My father -- your grandpa -- will teach you as he has taught me that faith means seeing the world through the eyes of an optimist. He will teach you about the true definition of what it means to embody Hope.

And finally your grandma who, similar to your father, lost her mother at a very young age -- will teach you that faith is about how you put each foot in front of the other and always march forward.

My daughter captured the moment with these inspirational words, as she always does at family celebrations. She has a unique ability to give deep meaning to family occasions which might otherwise be routine.

In the book of naming ceremonies, I found a reading in the form of a blessing for the new boy, which contained in it special messages for him and his life, that are inherent to the Jewish Tradition, but often neglected in baby-naming ceremonies. This reading, which calls to mind great teachers in our Jewish Tradition, was dedicated to my daughter, who is a wonderful Jewish teacher of the great values of our Tradition through teaching the classical Jewish texts of the Bible and the Talmud in her own creative way.

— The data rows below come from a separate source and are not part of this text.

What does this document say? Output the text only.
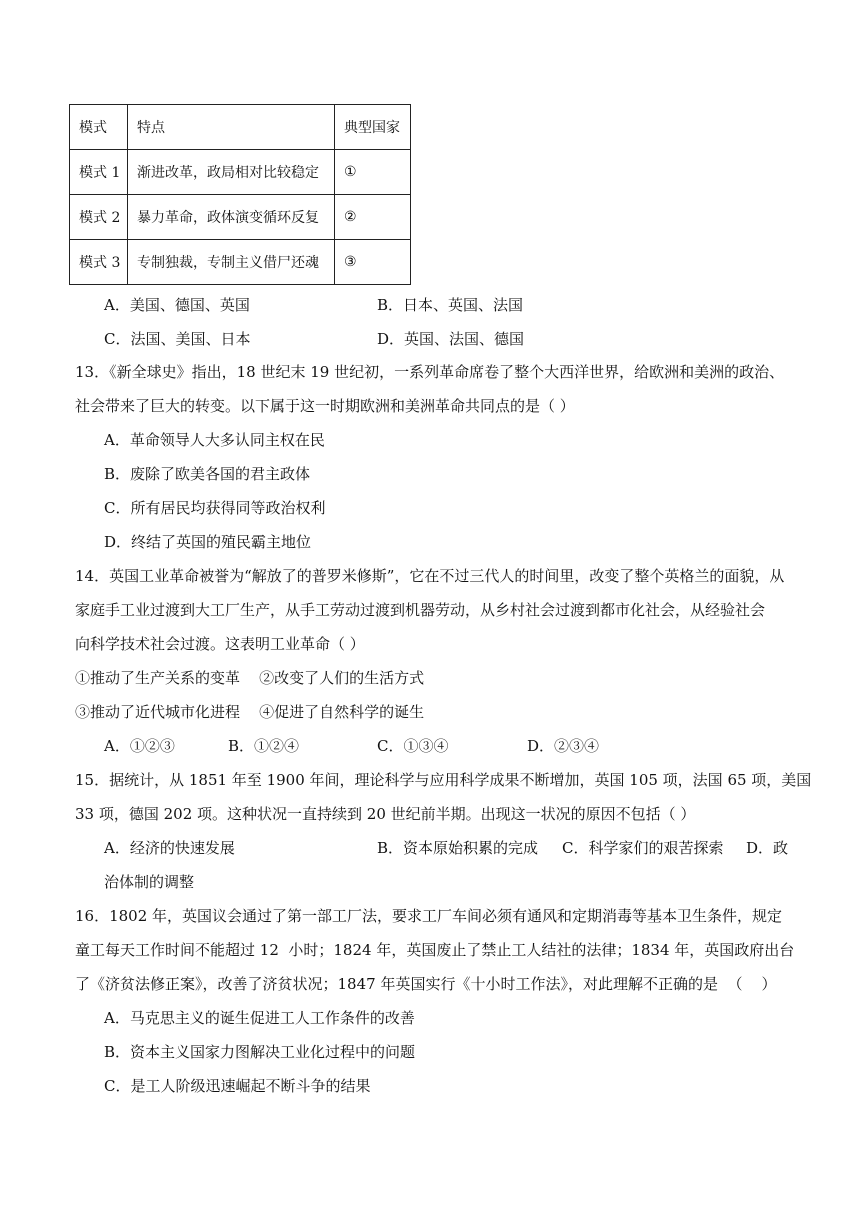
模式	特点	典型国家
模式 1	渐进改革，政局相对比较稳定	①
模式 2	暴力革命，政体演变循环反复	②
模式 3	专制独裁，专制主义借尸还魂	③
A．美国、德国、英国	B．日本、英国、法国
C．法国、美国、日本	D．英国、法国、德国
13．《新全球史》指出，18 世纪末 19 世纪初，一系列革命席卷了整个大西洋世界，给欧洲和美洲的政治、
社会带来了巨大的转变。以下属于这一时期欧洲和美洲革命共同点的是（ ）
A．革命领导人大多认同主权在民
B．废除了欧美各国的君主政体
C．所有居民均获得同等政治权利
D．终结了英国的殖民霸主地位
14．英国工业革命被誉为“解放了的普罗米修斯”，它在不过三代人的时间里，改变了整个英格兰的面貌，从
家庭手工业过渡到大工厂生产，从手工劳动过渡到机器劳动，从乡村社会过渡到都市化社会，从经验社会
向科学技术社会过渡。这表明工业革命（ ）
①推动了生产关系的变革    ②改变了人们的生活方式
③推动了近代城市化进程    ④促进了自然科学的诞生
A．①②③	B．①②④	C．①③④	D．②③④
15．据统计，从 1851 年至 1900 年间，理论科学与应用科学成果不断增加，英国 105 项，法国 65 项，美国
33 项，德国 202 项。这种状况一直持续到 20 世纪前半期。出现这一状况的原因不包括（ ）
A．经济的快速发展	B．资本原始积累的完成 C．科学家们的艰苦探索 D．政
治体制的调整
16．1802 年，英国议会通过了第一部工厂法，要求工厂车间必须有通风和定期消毒等基本卫生条件，规定
童工每天工作时间不能超过 12  小时；1824 年，英国废止了禁止工人结社的法律；1834 年，英国政府出台
了《济贫法修正案》，改善了济贫状况；1847 年英国实行《十小时工作法》，对此理解不正确的是  （    ）
A．马克思主义的诞生促进工人工作条件的改善
B．资本主义国家力图解决工业化过程中的问题
C．是工人阶级迅速崛起不断斗争的结果
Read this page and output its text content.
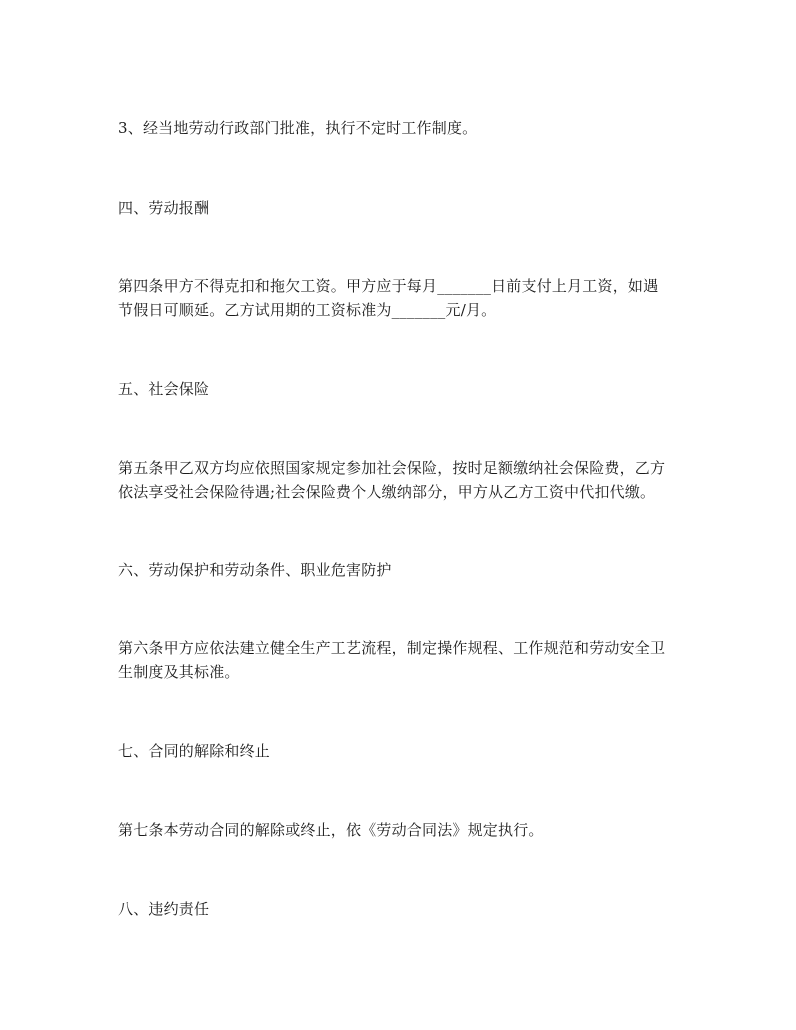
3、经当地劳动行政部门批准，执行不定时工作制度。

四、劳动报酬

第四条甲方不得克扣和拖欠工资。甲方应于每月_______日前支付上月工资，如遇

节假日可顺延。乙方试用期的工资标准为_______元/月。

五、社会保险

第五条甲乙双方均应依照国家规定参加社会保险，按时足额缴纳社会保险费，乙方

依法享受社会保险待遇;社会保险费个人缴纳部分，甲方从乙方工资中代扣代缴。

六、劳动保护和劳动条件、职业危害防护

第六条甲方应依法建立健全生产工艺流程，制定操作规程、工作规范和劳动安全卫

生制度及其标准。

七、合同的解除和终止

第七条本劳动合同的解除或终止，依《劳动合同法》规定执行。

八、违约责任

Members of our extended family joined me in blessing the little boy with these thoughts:

May He who blessed Moses, Aaron and Miriam, and gave them leadership and responsibility, the pursuance of peace and humility, give Ro'ei Yehuda a pleasant nature and the ability for self-sacrifice.

May She who blessed our prophets with a pursuit of justice, a powerful vision, give Ro'ei Yehuda spirit and adherence to principles, the pursuit of peace and the searching out of justice.

May He who blessed Rabbi Akiva and Bruria with curiosity and passion for study, may He bless Ro'ei Yehuda with a love of books and with wisdom.

May He who blessed the People of Israel with keeping traditions and the hope of better days, give Ro'ei Yehuda optimism and a lightness of laughter.

Naming a child in any religious tradition is a momentous occasion. In recent decades, in the Jewish tradition, one can combine traditional Jewish ceremonies and contemporary Jewish customs in a personal, familial and communal way which perpetuate the values and ideals which we cherish.

I was privileged to be part of this meaningful milestone in the Jewish life cycle of a new member of my family. It was such a momentous occasion in my spiritual life that I wanted to share it with readers all over the world. May you too enjoy such poignant memories in your own personal, family and communal lives.